Rüstungslieferungen in die Türkei sind aber nicht nur wegen der Syrien-Offensive, sondern auch wegen der türkischen Beteiligung am Libyen-Konflikt umstritten. Die Türkei zählt nach Angaben der Vereinten Nationen zu den Ländern, die sich weiterhin nicht an das Waffenembargo für das Bürgerkriegsland halten - obwohl sie sich beim Berliner Libyen-Gipfel im Januar dazu verpflichtet haben. Sorge bereiten zudem die Spannungen zwischen der Türkei sowie den EU-Mitgliedern Griechenland und Zypern wegen türkischer Erdgaserkundungen im östlichen Mittelmeer.

In der Statistik hat sich das alles aber nicht niedergeschlagen. In den ersten sieben Monaten des Jahres genehmigte die Bundesregierung der deutschen Rüstungsindustrie Lieferungen für mindestens 22,8 Millionen Euro in die Türkei. Das ist jetzt schon mehr als zwei Drittel des gesamten Vorjahreswerts von 31,6 Millionen Euro, obwohl nur etwas mehr als die Hälfte des Jahres vorüber ist. Und es ist fast doppelt so viel wie im Gesamtjahr 2018 mit 12,9 Millionen Euro. Man muss allerdings sagen, dass es wegen einzelner Großaufträge starke Ausschläge nach oben oder unten geben kann.

ÄRGER ÜBER U-BOOT-PROJEKT

Bei den tatsächlichen Exporten von Kriegswaffen lag die Türkei in den vergangenen beiden Jahren in der Rangliste der wichtigsten Empfängerländer sogar an Nummer 1 - mit einem Volumen von zusammen mehr als einer halben Milliarde Euro (587,4 Millionen 2018 und 2019). Die Bundesregierung betont, dass es dabei zuletzt ausschließlich um Güter für den "maritimen Bereich" ging.

Das mit Abstand größte laufende Rüstungsprojekt beider Länder ist der Bau von sechs U-Booten der Klasse 214, die in der Türkei unter maßgeblicher Beteiligung des Konzerns ThyssenKrupp Marine Systems montiert werden. Die Bundesregierung hatte die Lieferung von Bauteilen bereits 2009 genehmigt und den Export mit einer sogenannten Hermes-Bürgschaft von 2,49 Milliarden Euro abgesichert. Damals waren die Beziehungen zwischen beiden Ländern noch deutlich entspannter.

Jetzt gerät das U-Boot-Projekt wegen des sich zuspitzenden Konflikts um Erdgasvorkommen im Mittelmeer immer stärker in die Kritik. Die Lieferungen seien vor diesem Hintergrund "schlichtweg skandalös und unverantwortlich", sagt die Linken-Politikerin Dagdelen. Die Grünen-Rüstungsexpertin Katja Keul meint, die U-Boote seien für die türkische Mittelmeerflotte strategisch von "erheblicher Bedeutung" und eine Bedrohung für Griechenland.
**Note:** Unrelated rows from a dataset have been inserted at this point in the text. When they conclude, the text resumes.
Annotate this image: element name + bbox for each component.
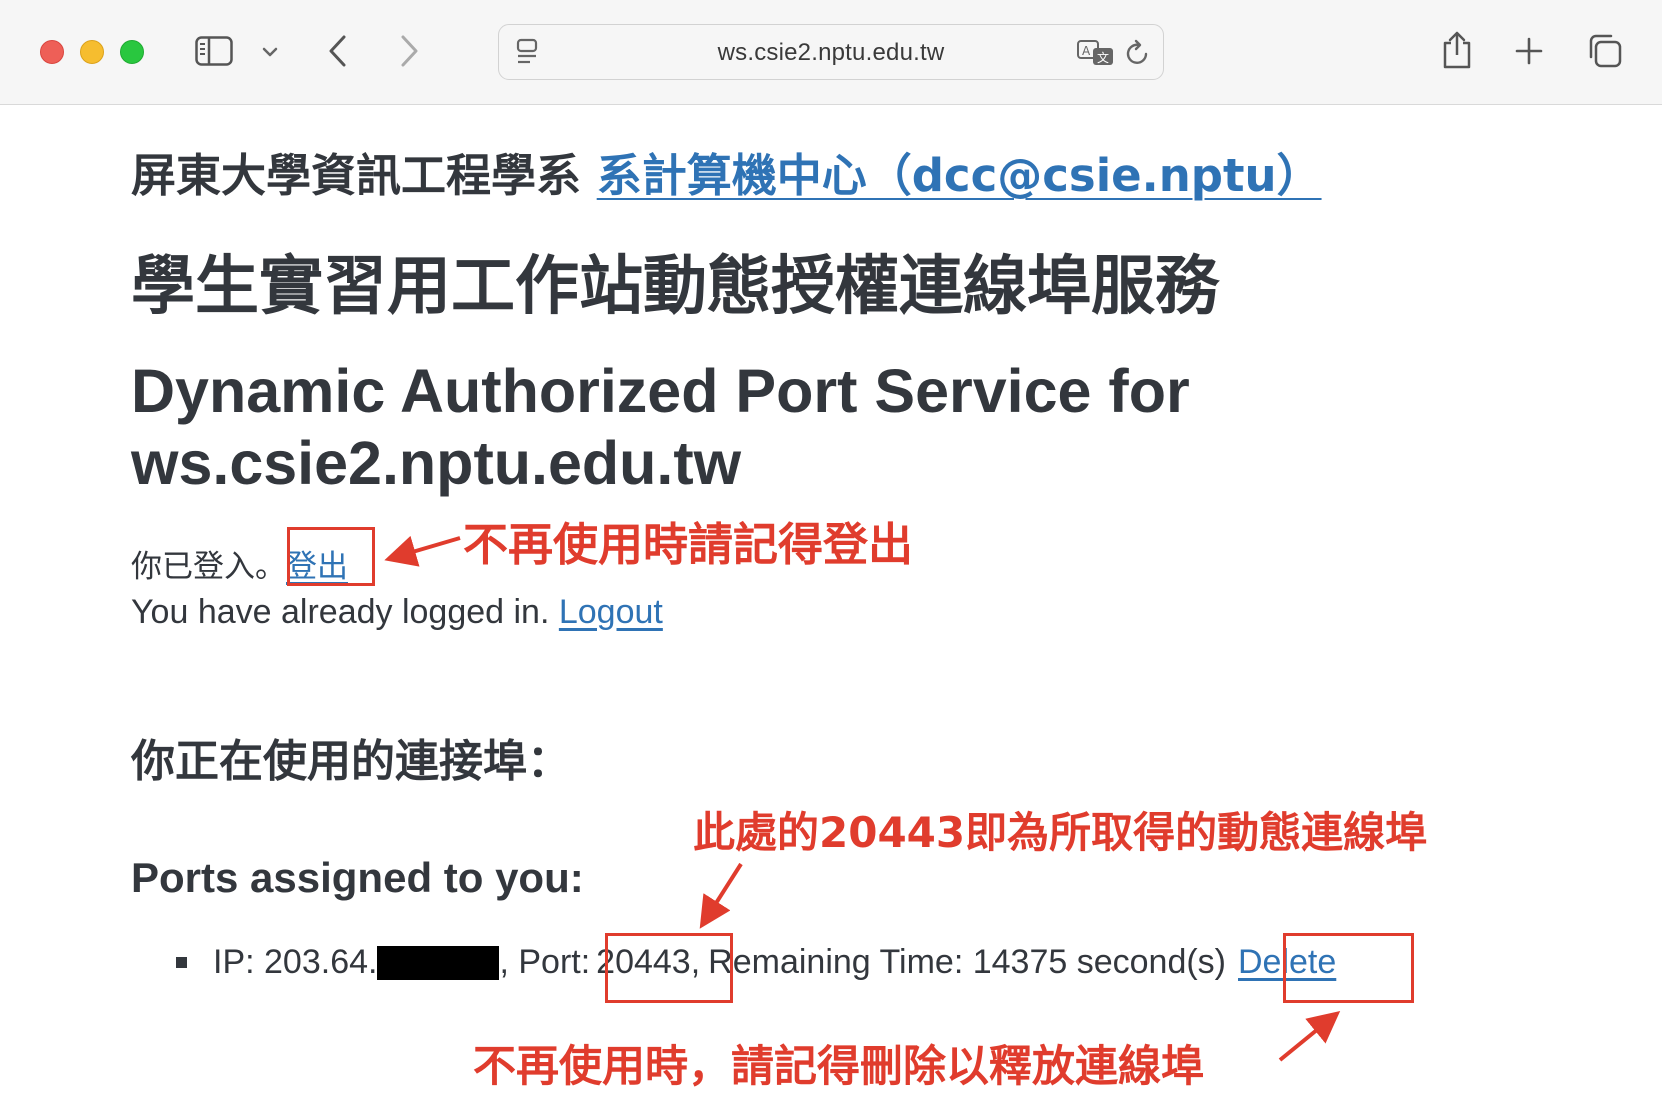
logout-note: 不再使用時請記得登出 (463, 518, 914, 571)
port-list-item: IP: 203.64., Port: 20443, Remaining Time:… (176, 943, 1336, 982)
page-title-en: Dynamic Authorized Port Service for ws.c… (131, 357, 1190, 497)
bullet-icon (176, 957, 187, 968)
browser-toolbar: ws.csie2.nptu.edu.tw A文 (0, 0, 1662, 105)
logout-arrow (384, 535, 461, 567)
delete-note: 不再使用時，請記得刪除以釋放連線埠 (473, 1042, 1204, 1092)
port-highlight-box (605, 933, 733, 1003)
tab-overview-icon[interactable] (1586, 32, 1624, 70)
minimize-window-button[interactable] (80, 40, 104, 64)
login-text-en: You have already logged in. (131, 593, 559, 631)
svg-text:A: A (1082, 44, 1091, 58)
sidebar-toggle-icon[interactable] (194, 34, 234, 68)
delete-arrow (1278, 1010, 1341, 1062)
ports-heading-en: Ports assigned to you: (131, 854, 584, 901)
logout-link-en[interactable]: Logout (559, 593, 663, 631)
translate-icon[interactable]: A文 (1076, 38, 1116, 68)
close-window-button[interactable] (40, 40, 64, 64)
port-note: 此處的20443即為所取得的動態連線埠 (693, 808, 1428, 857)
org-prefix: 屏東大學資訊工程學系 (131, 149, 582, 202)
url-text[interactable]: ws.csie2.nptu.edu.tw (499, 39, 1163, 67)
logout-highlight-box (287, 527, 375, 586)
redacted-ip-block (377, 945, 500, 980)
ip-label: IP: 203.64. (213, 943, 378, 981)
zoom-window-button[interactable] (120, 40, 144, 64)
reload-icon[interactable] (1124, 38, 1152, 68)
org-heading: 屏東大學資訊工程學系 系計算機中心（dcc@csie.nptu） (131, 139, 1322, 204)
new-tab-icon[interactable] (1512, 34, 1546, 68)
back-button[interactable] (325, 32, 351, 70)
share-icon[interactable] (1440, 28, 1474, 72)
chevron-down-icon[interactable] (258, 42, 282, 62)
forward-button[interactable] (396, 32, 422, 70)
port-arrow (699, 862, 743, 929)
ports-heading-zh: 你正在使用的連接埠： (131, 736, 571, 787)
port-label: , Port: (499, 943, 591, 981)
address-bar[interactable]: ws.csie2.nptu.edu.tw A文 (498, 24, 1164, 80)
svg-text:文: 文 (1097, 50, 1109, 65)
login-text-zh: 你已登入。 (131, 549, 286, 585)
page-title-zh: 學生實習用工作站動態授權連線埠服務 (131, 250, 1219, 324)
remaining-time: Remaining Time: 14375 second(s) (708, 943, 1226, 981)
org-link[interactable]: 系計算機中心（dcc@csie.nptu） (597, 149, 1322, 202)
delete-highlight-box (1283, 933, 1414, 1003)
login-status-en: You have already logged in. Logout (131, 593, 663, 632)
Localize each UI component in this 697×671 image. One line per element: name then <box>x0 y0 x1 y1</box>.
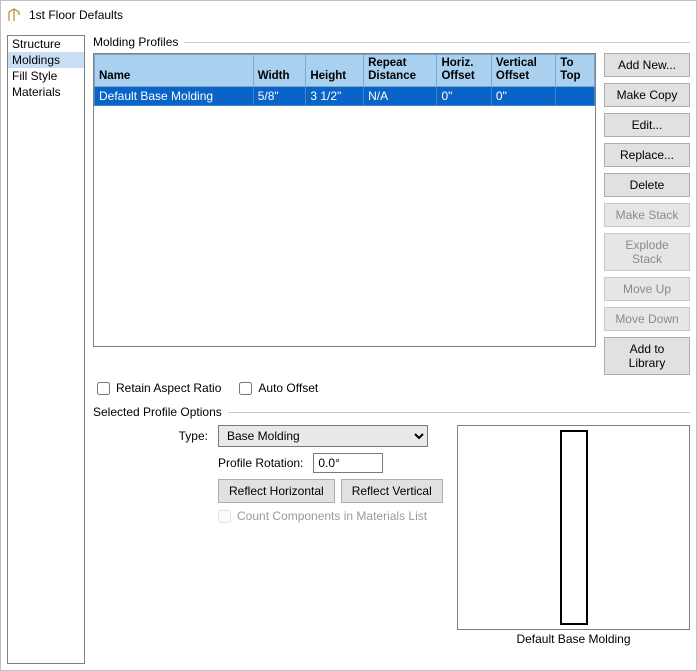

MAAS WILL RÜSTUNGSKOOPERATION MIT NATO-PARTNER NICHT GANZ BEENDEN

Außenminister Heiko Maas hat die teilweise Fortsetzung der Rüstungskooperation mit der Türkei erst vor wenigen Tagen verteidigt und mit der Nato-Partnerschaft begründet. "Die Regierung in Ankara hat im Bündnis Aufgaben übernommen, durch die die gesamte Allianz geschützt wird", sagte der SPD-Politiker der "Rheinischen Post". Er fügte aber hinzu: "Was die Türkei im Syrien-Krieg macht, ist für uns nicht akzeptabel. Wir haben deshalb zahlreiche Anträge der Türkei auf Export deutscher Rüstungsgüter nicht mehr genehmigt, was gegenüber einem Nato-Verbündeten schon ein sehr weitgehender Schritt ist."

Tatsächlich steht in den gerade erst reformierten Richtlinien der Bundesregierung, dass Rüstungsexporte in Nato-Länder "grundsätzlich nicht zu beschränken" seien. Dieser Grundsatz ist allerdings mit einer Ergänzung versehen: "Es sei denn, dass aus besonderen politischen Gründen in Einzelfällen eine Beschränkung geboten ist."

LINKE UND GRÜNE FÜR KOMPLETTEN EXPORTSTOPP

Linke und Grüne sind der Auffassung, dass die vorgenommene Beschränkung nicht ausreicht und fordern einen kompletten Stopp. Dies sei "in Anbetracht der Konflikteskalation durch die Türkei" geboten, sagt Keul. Dagdelen meint, dass auch die seit Oktober genehmigten Güter für den Einsatz in Syrien nutzbar gemacht werden könnten. "Die Bundesregierung täuscht die Öffentlichkeit, wenn sie behauptet, für die Türkei keine Rüstungsgüter zu genehmigen, die auch in Syrien eingesetzt werden könnten."